Since tax reforms will take time, immediate attention could be given in the FY2022-23 budget to significantly increase social spending on Bangladesh, as illustrated in Figure 1. Actual spending in FY2021 (FY21A) as a percentage of GDP on education, health and social protection (excluding civil service pension) 2.39%, 0.72% and 0.89% respectively, yielding a total social sector spending of 4.00% of GDP. There was an effort to increase this spending in the FY2022 Budget. But actual spending in the first half of FY2022 suggests that as in FY2021, actual spending will be significantly lower. Applying the ratio of FY2021 actual to budget spending to FY2022 Budget, estimated allocations suggest that actual social sector spending on education, health and social spending in FY2022 (FY22E) will likely remain unchanged over the FY2021 actual level.

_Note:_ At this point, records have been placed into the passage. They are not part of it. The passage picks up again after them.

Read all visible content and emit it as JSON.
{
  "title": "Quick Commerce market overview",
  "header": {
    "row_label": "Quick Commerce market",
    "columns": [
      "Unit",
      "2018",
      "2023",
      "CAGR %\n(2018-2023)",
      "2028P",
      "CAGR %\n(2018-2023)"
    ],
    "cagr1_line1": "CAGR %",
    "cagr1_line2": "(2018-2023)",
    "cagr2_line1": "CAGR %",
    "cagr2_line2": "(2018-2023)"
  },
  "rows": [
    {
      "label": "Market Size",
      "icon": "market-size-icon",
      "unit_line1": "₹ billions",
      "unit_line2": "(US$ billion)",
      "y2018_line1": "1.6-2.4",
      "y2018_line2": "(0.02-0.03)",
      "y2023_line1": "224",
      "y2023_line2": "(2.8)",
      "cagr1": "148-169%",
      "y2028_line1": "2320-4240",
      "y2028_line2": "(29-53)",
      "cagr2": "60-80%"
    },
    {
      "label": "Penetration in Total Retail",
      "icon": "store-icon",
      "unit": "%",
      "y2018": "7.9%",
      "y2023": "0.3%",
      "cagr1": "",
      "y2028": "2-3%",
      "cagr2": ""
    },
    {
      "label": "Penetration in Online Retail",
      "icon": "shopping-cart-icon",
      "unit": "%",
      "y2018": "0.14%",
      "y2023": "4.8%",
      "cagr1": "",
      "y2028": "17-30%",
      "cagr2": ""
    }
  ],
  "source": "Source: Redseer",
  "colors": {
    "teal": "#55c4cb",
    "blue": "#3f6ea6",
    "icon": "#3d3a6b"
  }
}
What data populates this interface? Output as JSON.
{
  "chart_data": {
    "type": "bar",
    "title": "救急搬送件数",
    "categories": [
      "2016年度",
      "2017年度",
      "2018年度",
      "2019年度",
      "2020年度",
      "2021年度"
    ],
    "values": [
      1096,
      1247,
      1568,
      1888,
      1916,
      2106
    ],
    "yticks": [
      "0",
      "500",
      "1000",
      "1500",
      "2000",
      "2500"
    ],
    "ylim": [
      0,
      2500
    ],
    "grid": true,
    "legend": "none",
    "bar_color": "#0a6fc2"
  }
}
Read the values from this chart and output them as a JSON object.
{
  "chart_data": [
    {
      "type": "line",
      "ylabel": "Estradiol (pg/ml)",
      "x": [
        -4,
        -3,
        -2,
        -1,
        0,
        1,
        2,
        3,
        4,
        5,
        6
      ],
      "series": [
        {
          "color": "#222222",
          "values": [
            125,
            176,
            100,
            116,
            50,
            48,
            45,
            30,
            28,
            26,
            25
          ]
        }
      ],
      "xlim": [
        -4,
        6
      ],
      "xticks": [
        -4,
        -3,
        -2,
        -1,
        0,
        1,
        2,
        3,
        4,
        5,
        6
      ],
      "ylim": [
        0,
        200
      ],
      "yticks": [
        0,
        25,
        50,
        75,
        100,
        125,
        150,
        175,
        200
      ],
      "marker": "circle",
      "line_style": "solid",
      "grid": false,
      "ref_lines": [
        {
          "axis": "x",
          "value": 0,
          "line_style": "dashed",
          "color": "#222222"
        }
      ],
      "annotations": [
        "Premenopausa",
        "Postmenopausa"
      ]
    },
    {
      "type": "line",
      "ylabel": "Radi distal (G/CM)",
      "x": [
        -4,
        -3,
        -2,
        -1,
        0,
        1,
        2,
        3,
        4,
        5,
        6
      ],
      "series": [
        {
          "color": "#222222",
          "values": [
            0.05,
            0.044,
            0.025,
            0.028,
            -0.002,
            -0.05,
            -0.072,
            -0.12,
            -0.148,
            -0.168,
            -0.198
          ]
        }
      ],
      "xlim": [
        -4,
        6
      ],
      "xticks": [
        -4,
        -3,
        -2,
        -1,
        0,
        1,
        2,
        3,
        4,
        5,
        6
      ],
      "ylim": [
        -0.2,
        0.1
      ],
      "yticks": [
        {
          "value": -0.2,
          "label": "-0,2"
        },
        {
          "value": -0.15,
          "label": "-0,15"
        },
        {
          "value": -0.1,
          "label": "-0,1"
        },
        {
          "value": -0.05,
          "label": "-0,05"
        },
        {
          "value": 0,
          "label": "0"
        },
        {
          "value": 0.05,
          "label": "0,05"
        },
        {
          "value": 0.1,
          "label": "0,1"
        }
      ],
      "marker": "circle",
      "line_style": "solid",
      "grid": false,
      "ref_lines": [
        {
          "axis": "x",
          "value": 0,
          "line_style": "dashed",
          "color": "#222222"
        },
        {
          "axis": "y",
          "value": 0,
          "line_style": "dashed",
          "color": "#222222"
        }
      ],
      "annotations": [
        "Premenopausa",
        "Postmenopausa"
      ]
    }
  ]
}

The suggested strategy for the upcoming Budget (FY23B) is to make a major increase in all three sectors, with the largest increase in social protection. Thus, it is proposed to increase education spending as a share of GDP from 2.41% in FY2022 to 2.71%; health spending from 0.72% to 1.0%; and spending on social protection (excluding civil service pension) from 0.89% in FY2022 to 1.4%. They amount to a total of 1% of GDP additional spending on the social sector. These budget allocations will need to be protected from implementation shortfalls. Attention should also be given to improving the delivery of social programs to ensure that these are best targeted to the poor, the vulnerable and the low-income group. A particularly important reform for the health sector will be to initiate the implementation of a universal health care program as has been done in Pakistan and India.
Dr Sadiq Ahmed is the vice-chairman of the Policy Research Institute of Bangladesh.